Os entraves exigiram um método pra dirimir distorções. Depois de computar os registros, os pesquisadores analisam o perfil de atraso entre a data de sintomas e a de entrada em cada estado e aplicam um modelo estatístico para fazer uma correção dos casos recentes.

— É como se estivéssemos estimando os casos que já aconteceram mas ainda não entraram no sistema — detalha o coordenador.

Dados visuais

Um dos projetos mais vistosos da Fiocruz é o MonitoraCovid-19, que apresenta dados da doença como casos, mortes e evolução da vacinação de modo visual, com gráficos e mapas coloridos. Já o Pandemia na Internet utiliza técnicas de ciência de dados e inteligência artificial para busca automatizada de menções sobre o coronavírus no noticiário e em redes sociais. Ambas estão disponíveis ao público no site da fundação e integram a Plataforma de Ciência de Dados aplicada à Saúde (PCDas), um conjunto maior de serviços e pesquisas da instituição.

— Acreditamos que nossa plataforma possa facilitar análises iterativas e interativas dos dados, visando a possíveis ações de promoção, prevenção e atenção à saúde. Queremos fomentar análises preditivas, criando ferramentas que tenham impacto no SUS e aumentem nossa capacidade de comunicação científica — afirma Marcel Pedroso, coordenador da PCDaS.

O pesquisador alerta, entretanto, que, por sua natureza, o campo de estudos exige investimentos permanentes de atualização, nem sempre compatíveis com “reduções constantes e significativas no fluxo de recursos para financiamento de suas atividades”.

— Nesse contexto, a necessidade crescente de atualização de nossa infraestrutura tecnológica e a fixação de pesquisadores altamente qualificados são os desafios — declara Pedroso.

Projetos locais se valem da abrangência do DataSUS, do Sistema Único de Saúde, maior banco de dados do país e um dos maiores do mundo. No ano passado, o governo lançou a Rede Nacional de Dados em Saúde (RNDS), que funcionará como um prontuário virtual acessível tanto para os cidadãos quanto para os profissionais de saúde, integrando informações de hospitais públicos e privados, além de exames das duas redes.

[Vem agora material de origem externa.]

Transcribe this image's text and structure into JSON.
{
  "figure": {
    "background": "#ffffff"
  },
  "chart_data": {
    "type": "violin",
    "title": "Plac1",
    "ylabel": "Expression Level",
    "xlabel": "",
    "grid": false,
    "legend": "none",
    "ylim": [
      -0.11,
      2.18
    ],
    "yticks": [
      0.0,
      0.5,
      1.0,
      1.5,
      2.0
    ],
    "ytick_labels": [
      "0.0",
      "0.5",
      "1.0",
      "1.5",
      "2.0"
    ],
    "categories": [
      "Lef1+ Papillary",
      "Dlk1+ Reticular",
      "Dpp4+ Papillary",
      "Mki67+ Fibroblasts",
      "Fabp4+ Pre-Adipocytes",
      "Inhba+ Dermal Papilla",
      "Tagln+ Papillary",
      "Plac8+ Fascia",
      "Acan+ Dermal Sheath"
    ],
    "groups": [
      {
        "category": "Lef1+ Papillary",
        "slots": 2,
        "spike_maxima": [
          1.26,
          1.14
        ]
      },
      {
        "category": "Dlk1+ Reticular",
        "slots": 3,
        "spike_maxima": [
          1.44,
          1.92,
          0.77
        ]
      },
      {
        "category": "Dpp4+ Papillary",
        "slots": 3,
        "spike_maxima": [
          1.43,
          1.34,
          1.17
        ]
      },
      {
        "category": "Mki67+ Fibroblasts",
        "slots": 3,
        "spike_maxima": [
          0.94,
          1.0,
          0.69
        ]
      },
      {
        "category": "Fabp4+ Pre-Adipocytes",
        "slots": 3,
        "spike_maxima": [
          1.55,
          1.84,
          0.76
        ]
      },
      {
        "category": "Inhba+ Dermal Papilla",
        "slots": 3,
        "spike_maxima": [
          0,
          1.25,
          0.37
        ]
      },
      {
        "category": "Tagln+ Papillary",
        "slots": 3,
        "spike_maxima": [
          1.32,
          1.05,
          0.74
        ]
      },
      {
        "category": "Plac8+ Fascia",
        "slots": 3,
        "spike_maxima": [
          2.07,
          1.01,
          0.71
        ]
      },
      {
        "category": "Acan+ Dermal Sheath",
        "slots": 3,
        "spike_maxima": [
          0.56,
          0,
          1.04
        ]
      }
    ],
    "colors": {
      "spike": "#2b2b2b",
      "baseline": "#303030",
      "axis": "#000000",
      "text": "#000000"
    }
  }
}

O resultado da primeira fase de implementação da plataforma já pode ser conferido no portal e app Conecte SUS. No sistema, há informações sobre testes de Covid-19 realizados e as doses recebidas do imunizante. É lá que ficará disponível o comprovante de vacinação contra o vírus (em português, inglês e espanhol).

Com o RNDS, o SUS pretende eliminar a necessidade do envio manual de dados pelos hospitais.

— Será criado um fluxo para que as informações sejam repassadas de forma automatizada. No momento em que qualquer hospital internar um paciente, receberemos uma mensagem com essa informação. — explica Jacson Barros, diretor do DataSUS, acrescentando que para isso ainda será preciso modernizar alguns sistemas antigos da rede.